To make the most effective use of Keren Malki's resources, we
are in negotiation with some very reputable Israeli organizations to provide us
with logistical and administrative support for Keren Malki's work. These
arrangements will enable us to outsource, at little or even no cost, the
warehousing of the specialized equipment, and make it available to families in
need on the most convenient possible basis. Rather than waste money on
duplicating what's already out there, we will be free to completely devote our
efforts to doing what is NOT available now, particularly in the Jerusalem area.
To ensure that overhead expenses are as small as possible for as long as
possible, all the work of Keren Malki is currently being done by family, friends
We are also in the process of putting together an advisory board
of experts in the field. Their experience, together with ours as parents, will
help us to stay focused on the real needs of families of developmentally and
physically challenged children.
Please help us to get the work of Keren Malki off to a strong
start. Frimet and I believe that with your help, we can make a difference.
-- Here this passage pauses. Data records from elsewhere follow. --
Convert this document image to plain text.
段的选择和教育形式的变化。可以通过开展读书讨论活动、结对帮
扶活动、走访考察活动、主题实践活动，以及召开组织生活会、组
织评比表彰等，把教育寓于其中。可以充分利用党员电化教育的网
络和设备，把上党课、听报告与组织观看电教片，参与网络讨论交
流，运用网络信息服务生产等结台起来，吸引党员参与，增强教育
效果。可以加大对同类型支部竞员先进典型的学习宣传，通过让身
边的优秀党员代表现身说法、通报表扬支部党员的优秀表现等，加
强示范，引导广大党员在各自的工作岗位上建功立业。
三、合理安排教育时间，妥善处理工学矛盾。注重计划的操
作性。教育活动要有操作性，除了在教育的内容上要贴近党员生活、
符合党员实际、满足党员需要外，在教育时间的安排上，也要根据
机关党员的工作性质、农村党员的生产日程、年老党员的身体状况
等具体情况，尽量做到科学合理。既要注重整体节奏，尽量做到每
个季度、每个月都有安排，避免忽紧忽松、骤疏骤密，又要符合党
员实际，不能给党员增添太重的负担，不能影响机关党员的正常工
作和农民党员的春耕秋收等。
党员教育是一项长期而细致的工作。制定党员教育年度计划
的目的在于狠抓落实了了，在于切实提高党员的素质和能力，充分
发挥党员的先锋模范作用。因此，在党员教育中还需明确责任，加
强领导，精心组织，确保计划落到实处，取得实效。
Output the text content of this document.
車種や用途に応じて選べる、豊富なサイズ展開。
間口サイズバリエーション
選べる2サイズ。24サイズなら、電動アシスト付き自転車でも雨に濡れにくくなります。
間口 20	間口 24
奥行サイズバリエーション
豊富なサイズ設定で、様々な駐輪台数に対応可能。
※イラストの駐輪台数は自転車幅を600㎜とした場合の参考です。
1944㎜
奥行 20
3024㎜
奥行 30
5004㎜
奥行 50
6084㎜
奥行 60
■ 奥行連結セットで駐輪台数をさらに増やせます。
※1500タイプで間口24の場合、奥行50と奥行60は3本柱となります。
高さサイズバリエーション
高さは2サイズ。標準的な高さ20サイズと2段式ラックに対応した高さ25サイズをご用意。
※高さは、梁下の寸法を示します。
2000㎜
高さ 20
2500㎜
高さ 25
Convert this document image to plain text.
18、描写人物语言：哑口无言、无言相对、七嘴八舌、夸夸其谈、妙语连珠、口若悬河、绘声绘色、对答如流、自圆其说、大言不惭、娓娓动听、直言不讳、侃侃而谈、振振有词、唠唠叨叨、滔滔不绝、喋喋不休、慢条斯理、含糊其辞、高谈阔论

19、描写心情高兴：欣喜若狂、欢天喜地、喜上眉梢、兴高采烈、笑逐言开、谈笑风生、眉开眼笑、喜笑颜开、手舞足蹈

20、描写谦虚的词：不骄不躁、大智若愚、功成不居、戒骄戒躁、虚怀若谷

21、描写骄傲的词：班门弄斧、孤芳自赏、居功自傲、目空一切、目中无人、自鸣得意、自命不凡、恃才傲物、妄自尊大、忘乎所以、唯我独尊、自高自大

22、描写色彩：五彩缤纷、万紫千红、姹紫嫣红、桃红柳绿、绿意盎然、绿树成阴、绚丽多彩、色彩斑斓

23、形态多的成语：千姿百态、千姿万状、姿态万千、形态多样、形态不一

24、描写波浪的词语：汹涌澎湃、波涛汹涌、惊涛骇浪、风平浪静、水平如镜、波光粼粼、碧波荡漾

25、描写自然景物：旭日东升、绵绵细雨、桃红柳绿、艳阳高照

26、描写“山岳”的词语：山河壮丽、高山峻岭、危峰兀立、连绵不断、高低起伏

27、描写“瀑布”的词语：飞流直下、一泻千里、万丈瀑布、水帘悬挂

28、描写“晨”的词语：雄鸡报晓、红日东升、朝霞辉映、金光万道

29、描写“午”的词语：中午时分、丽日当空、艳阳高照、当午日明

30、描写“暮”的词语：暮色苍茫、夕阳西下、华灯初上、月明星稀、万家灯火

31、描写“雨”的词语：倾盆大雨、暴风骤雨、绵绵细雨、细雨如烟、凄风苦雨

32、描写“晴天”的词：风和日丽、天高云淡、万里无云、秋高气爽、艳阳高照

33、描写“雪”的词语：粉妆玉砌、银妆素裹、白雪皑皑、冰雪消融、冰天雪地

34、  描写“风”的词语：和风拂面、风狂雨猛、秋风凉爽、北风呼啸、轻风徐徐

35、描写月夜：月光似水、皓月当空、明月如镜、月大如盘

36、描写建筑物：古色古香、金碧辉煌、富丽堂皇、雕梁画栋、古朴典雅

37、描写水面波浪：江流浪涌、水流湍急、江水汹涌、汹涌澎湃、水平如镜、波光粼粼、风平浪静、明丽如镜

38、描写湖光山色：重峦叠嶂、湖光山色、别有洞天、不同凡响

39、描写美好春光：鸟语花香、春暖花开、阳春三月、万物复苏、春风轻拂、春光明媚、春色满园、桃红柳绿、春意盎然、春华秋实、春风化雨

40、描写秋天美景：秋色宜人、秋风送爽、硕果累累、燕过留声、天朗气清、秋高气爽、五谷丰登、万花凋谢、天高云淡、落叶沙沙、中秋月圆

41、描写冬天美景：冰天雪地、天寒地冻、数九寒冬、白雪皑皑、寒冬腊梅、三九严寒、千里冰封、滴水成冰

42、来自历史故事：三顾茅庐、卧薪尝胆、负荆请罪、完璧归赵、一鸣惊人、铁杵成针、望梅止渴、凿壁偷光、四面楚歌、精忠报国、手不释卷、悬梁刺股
There is no reason for me to gloss over what we have gone
through since the awful afternoon, evening and night of August 9th, 2001. This has
been a heartbreaking time for our family. Our prayer is that the work we're
starting in Malki's name will help to ensure her tragic and senseless death does
not become simply another statistic.
May HaShem grant us the merit of seeing much better
times - quickly - for our sakes, and for our children.
(at left) devoted herself to helping children
with special needs. This snapshot was taken ten days before she was
murdered; she was serving as a volunteer leader at the Etgarim summer camp for
teenagers with disabilities.
2003 Update: The Keren Malki Unit at Jerusalem's Yad Sarah
Organization was officially inaugurated on 7th January.